A área de Comunicação e Expressão é substituída pela área de Linguagem, Códigos e suas Tecnologias, englobando as disciplinas de Língua Portuguesa, Educação Física, Artes e Língua Estrangeira Moderna. A Língua Espanhola ganha grande espaço no cenário educativo e iniciam-se movimentos para, efetivamente, aproximar as disciplinas entre si, constituindo uma área. Tarefa, contudo, na qual ainda há muito a fazer.
Mereceria aqui consideração especial o espaço dos estudos literários nesse cenário. A visão dominante na escola era, até o surgimento dos PCN, de valorizar a literatura no Ensino Médio (chamado de 2.o grau), pelo prisma histórico, centrado em relacionar características de obra às características de estilo de época. O ensino Fundamental (chamado de 1.o grau) priorizava o ‘prazer da leitura’, conforme visto em obras ditas paraliterárias de forte cunho moralista.
O advento dos PCN valorizará o processo de formação do leitor literário.
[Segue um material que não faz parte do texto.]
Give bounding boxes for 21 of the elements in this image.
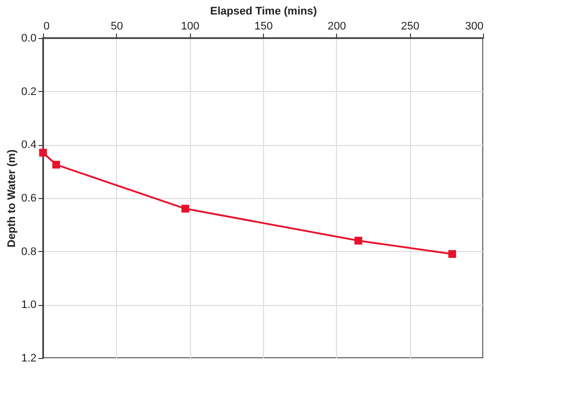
point [354,236,362,245]
point [39,148,47,157]
x-tick-label: 250 [400,20,420,32]
point [52,160,60,169]
x-tick-label: 50 [110,20,123,32]
y-tick-label: 0.0 [21,32,36,44]
x-tick-label: 200 [328,20,346,32]
y-tick-label: 1.0 [21,299,36,312]
point [181,204,190,213]
y-axis-title: Depth to Water (m) [6,149,18,248]
y-tick-label: 0.8 [21,246,36,258]
x-tick-label: 150 [254,20,273,32]
x-tick-label: 300 [465,20,484,32]
x-tick-label: 0 [44,20,50,32]
point [448,250,456,258]
y-tick-label: 1.2 [21,352,36,364]
x-axis-title: Elapsed Time (mins) [210,6,318,18]
y-tick-label: 0.2 [21,86,36,98]
x-tick-label: 100 [180,20,200,32]
y-tick-label: 0.6 [21,192,36,204]
y-tick-label: 0.4 [21,139,36,152]
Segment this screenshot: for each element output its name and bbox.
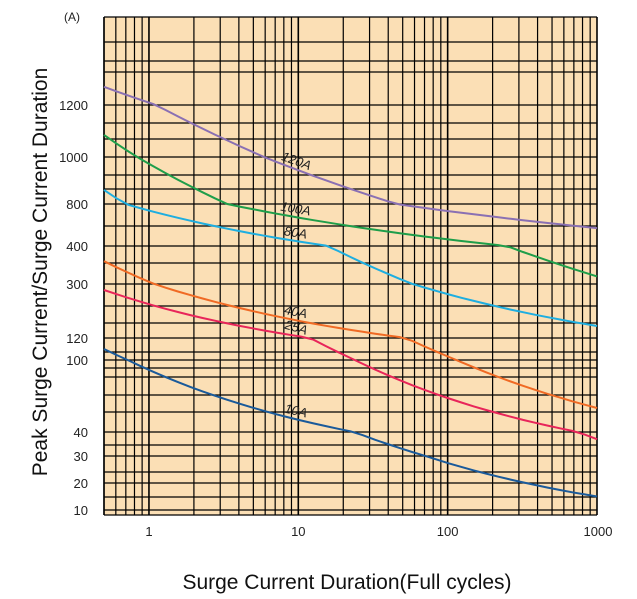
y-tick-label: 100 [66,353,88,368]
y-tick-label: 120 [66,331,88,346]
plot-area [104,17,597,515]
series-line-80A [103,189,598,327]
y-tick-label: 30 [74,449,88,464]
x-tick-label: 1000 [584,524,613,539]
x-tick-label: 1 [145,524,152,539]
y-tick-label: 800 [66,197,88,212]
series-label-10A: 10A [283,401,309,421]
x-tick-label: 100 [437,524,459,539]
y-tick-label: 1200 [59,98,88,113]
y-tick-label: 10 [74,503,88,518]
y-tick-label: 40 [74,425,88,440]
y-axis-title: Peak Surge Current/Surge Current Duratio… [29,68,52,477]
series-line-100A [103,134,598,278]
horizontal-gridlines [104,16,597,516]
series-line-25A [103,289,598,441]
series-lines [103,85,598,498]
series-line-120A [103,85,598,230]
series-line-40A [103,260,598,409]
series-label-80A: 80A [283,223,308,241]
y-tick-label: 400 [66,239,88,254]
y-tick-label: 20 [74,476,88,491]
x-tick-label: 10 [291,524,305,539]
y-unit-label: (A) [64,10,80,24]
x-axis-title: Surge Current Duration(Full cycles) [182,571,511,594]
y-tick-labels: 10 20 30 40 100 120 300 400 800 1000 1200 [59,98,88,518]
x-tick-labels: 1 10 100 1000 [145,524,612,539]
y-tick-label: 300 [66,277,88,292]
series-line-10A [103,348,598,498]
series-label-100A: 100A [280,199,312,219]
series-label-40A: 40A [283,302,309,321]
y-tick-label: 1000 [59,150,88,165]
series-label-25A: 25A [282,317,309,338]
plot-background [104,17,597,515]
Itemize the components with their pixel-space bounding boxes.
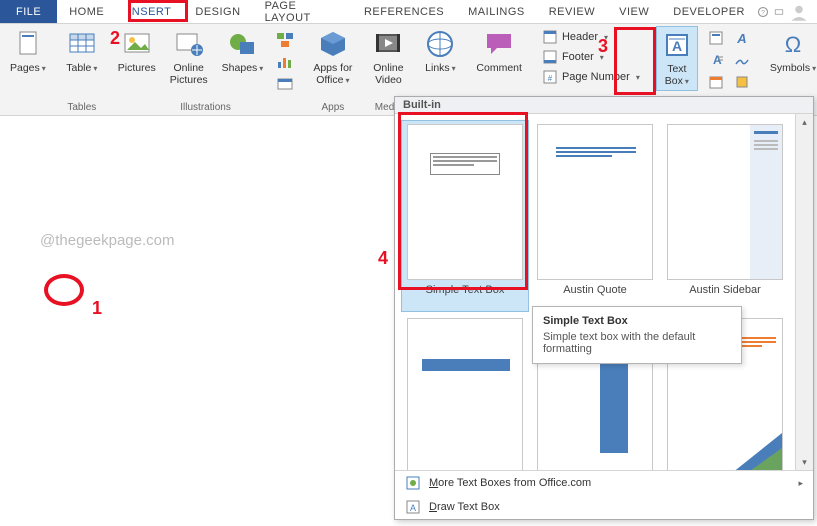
account-icon[interactable]	[789, 2, 809, 22]
online-video-label: Online Video	[373, 62, 403, 86]
pictures-button[interactable]: Pictures	[114, 26, 160, 76]
scroll-down-icon[interactable]: ▾	[796, 454, 813, 470]
screenshot-button[interactable]	[273, 74, 297, 94]
gallery-item-austin-sidebar[interactable]: Austin Sidebar	[661, 120, 789, 312]
tab-file[interactable]: FILE	[0, 0, 57, 23]
shapes-button[interactable]: Shapes	[218, 26, 268, 77]
quick-parts-button[interactable]	[704, 28, 728, 48]
annotation-circle-1	[44, 274, 84, 306]
annotation-number-3: 3	[598, 36, 608, 57]
draw-text-box-label: Draw Text Box	[429, 501, 500, 513]
tab-developer[interactable]: DEVELOPER	[661, 0, 757, 23]
ribbon-tabs: FILE HOME INSERT DESIGN PAGE LAYOUT REFE…	[0, 0, 817, 24]
svg-text:A: A	[736, 31, 746, 46]
gallery-item-label: Simple Text Box	[426, 284, 505, 296]
gallery-section-label: Built-in	[395, 97, 813, 114]
comment-label: Comment	[476, 62, 522, 74]
online-video-button[interactable]: Online Video	[368, 26, 408, 88]
svg-text:Ω: Ω	[785, 32, 801, 57]
draw-text-box-button[interactable]: A Draw Text Box	[395, 495, 813, 519]
links-label: Links	[425, 62, 450, 74]
help-icon[interactable]: ?	[757, 6, 769, 18]
office-icon	[405, 475, 421, 491]
more-from-office-button[interactable]: MMore Text Boxes from Office.comore Text…	[395, 471, 813, 495]
group-tables-label: Tables	[56, 102, 108, 113]
text-box-button[interactable]: A Text Box	[656, 26, 698, 91]
tab-page-layout[interactable]: PAGE LAYOUT	[253, 0, 352, 23]
annotation-number-1: 1	[92, 298, 102, 319]
tab-review[interactable]: REVIEW	[537, 0, 607, 23]
footer-label: Footer	[562, 51, 594, 63]
gallery-item-label: Austin Sidebar	[689, 284, 761, 296]
gallery-scrollbar[interactable]: ▴ ▾	[795, 114, 813, 470]
draw-icon: A	[405, 499, 421, 515]
pictures-label: Pictures	[118, 62, 156, 74]
collapse-ribbon-icon[interactable]	[773, 6, 785, 18]
shapes-label: Shapes	[222, 62, 258, 74]
watermark-text: @thegeekpage.com	[40, 232, 174, 249]
online-pictures-label: Online Pictures	[170, 62, 208, 86]
wordart-button[interactable]: A	[730, 28, 754, 48]
group-apps-label: Apps	[303, 102, 362, 113]
signature-button[interactable]	[730, 50, 754, 70]
comment-button[interactable]: Comment	[472, 26, 526, 76]
annotation-number-4: 4	[378, 248, 388, 269]
gallery-item-austin-quote[interactable]: Austin Quote	[531, 120, 659, 312]
header-button[interactable]: Header	[538, 28, 644, 46]
tooltip: Simple Text Box Simple text box with the…	[532, 306, 742, 364]
symbols-button[interactable]: Ω Symbols	[766, 26, 817, 77]
gallery-item-simple-text-box[interactable]: Simple Text Box	[401, 120, 529, 312]
gallery-item-label: Austin Quote	[563, 284, 627, 296]
footer-button[interactable]: Footer	[538, 48, 644, 66]
group-illustrations-label: Illustrations	[108, 102, 304, 113]
symbols-label: Symbols	[770, 62, 810, 74]
svg-text:#: #	[548, 74, 553, 83]
object-button[interactable]	[730, 72, 754, 92]
tab-home[interactable]: HOME	[57, 0, 116, 23]
tab-design[interactable]: DESIGN	[183, 0, 252, 23]
apps-button[interactable]: Apps for Office	[309, 26, 356, 89]
page-number-label: Page Number	[562, 71, 630, 83]
date-time-button[interactable]	[704, 72, 728, 92]
tooltip-body: Simple text box with the default formatt…	[543, 331, 731, 355]
header-label: Header	[562, 31, 598, 43]
svg-text:A: A	[410, 503, 416, 513]
table-button[interactable]: Table	[62, 26, 102, 77]
tab-references[interactable]: REFERENCES	[352, 0, 456, 23]
tooltip-title: Simple Text Box	[543, 315, 731, 327]
annotation-number-2: 2	[110, 28, 120, 49]
drop-cap-button[interactable]: A	[704, 50, 728, 70]
table-label: Table	[66, 62, 91, 74]
pages-label: Pages	[10, 62, 40, 74]
more-from-office-label: MMore Text Boxes from Office.comore Text…	[429, 477, 591, 489]
tab-view[interactable]: VIEW	[607, 0, 661, 23]
chart-button[interactable]	[273, 52, 297, 72]
svg-text:A: A	[672, 38, 682, 54]
tab-mailings[interactable]: MAILINGS	[456, 0, 537, 23]
pages-button[interactable]: Pages	[6, 26, 50, 77]
scroll-up-icon[interactable]: ▴	[796, 114, 813, 130]
svg-text:?: ?	[761, 9, 765, 16]
online-pictures-button[interactable]: Online Pictures	[166, 26, 212, 88]
page-number-button[interactable]: # Page Number	[538, 68, 644, 86]
smartart-button[interactable]	[273, 30, 297, 50]
links-button[interactable]: Links	[420, 26, 460, 77]
gallery-item-banded-quote[interactable]: Banded Quote	[401, 314, 529, 470]
tab-insert[interactable]: INSERT	[116, 0, 183, 23]
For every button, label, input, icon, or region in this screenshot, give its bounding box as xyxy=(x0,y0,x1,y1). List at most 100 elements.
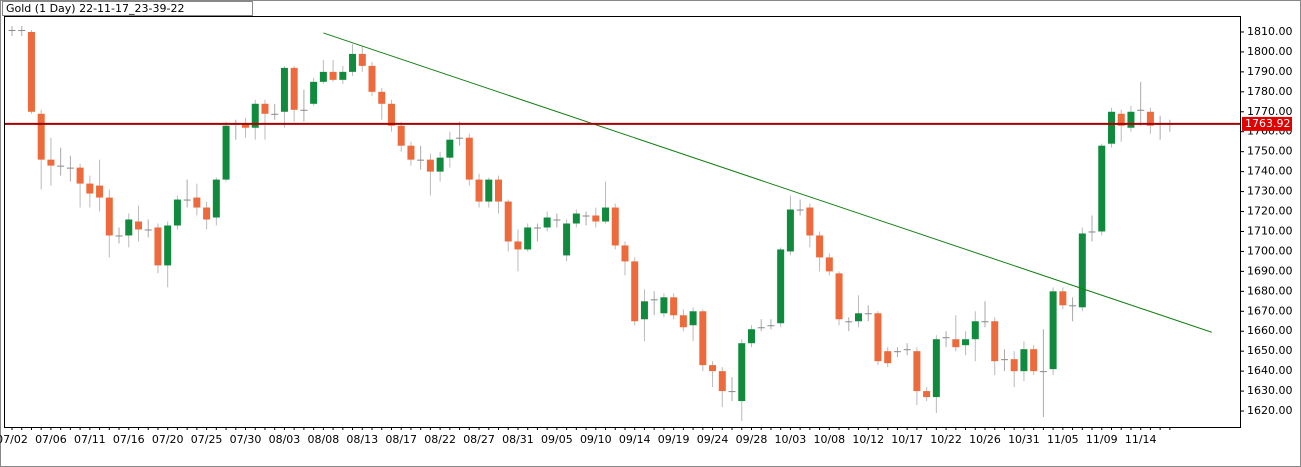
candle-body xyxy=(845,321,853,323)
y-tick-label: 1630.00 xyxy=(1247,384,1293,397)
candle-body xyxy=(855,313,863,322)
candle-body xyxy=(1010,359,1018,372)
candle-body xyxy=(37,113,45,160)
candle-body xyxy=(446,139,454,158)
candle-body xyxy=(602,207,610,222)
x-tick-label: 10/17 xyxy=(891,433,923,446)
candle-body xyxy=(485,179,493,202)
candle-body xyxy=(1137,109,1145,111)
candle-body xyxy=(1098,145,1106,232)
candle-body xyxy=(1059,291,1067,306)
candle-body xyxy=(913,351,921,392)
x-tick-label: 10/26 xyxy=(969,433,1001,446)
candle-body xyxy=(806,207,814,236)
candle-body xyxy=(543,217,551,228)
candle-body xyxy=(952,339,960,348)
candle-body xyxy=(66,167,74,169)
x-tick-label: 08/17 xyxy=(385,433,417,446)
candle-body xyxy=(660,297,668,314)
x-tick-label: 08/08 xyxy=(308,433,340,446)
candle-body xyxy=(18,29,26,31)
candle-body xyxy=(640,301,648,320)
y-tick-label: 1690.00 xyxy=(1247,264,1293,277)
candle-body xyxy=(884,351,892,364)
candle-body xyxy=(942,337,950,339)
candle-body xyxy=(767,325,775,327)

O conceito é também amplo e foi interpretado das mais variadas formas, muitas delas, incoerentes: o importante é que o estudante leia, não interessa o quê; tudo é literatura; literatura não é importante; tudo que é estudado na corrente histórica da literatura deve produzir prazer ao estudante etc.
Hoje, notamos que considerar o estudo literário dentro da área de Linguagens é fazer um recorte ao fenômeno literário, aproximando-o do próprio estudo da linguagem, que deve ser visto contextualizado e no processo lento e complexo de formação de um leitor de literatura, a par das outras formações de leitor.
Bom panorama do ensino de língua portuguesa no País! Aliás, acho até que essa palavra poderia aparecer no título ou nas palavras-chave.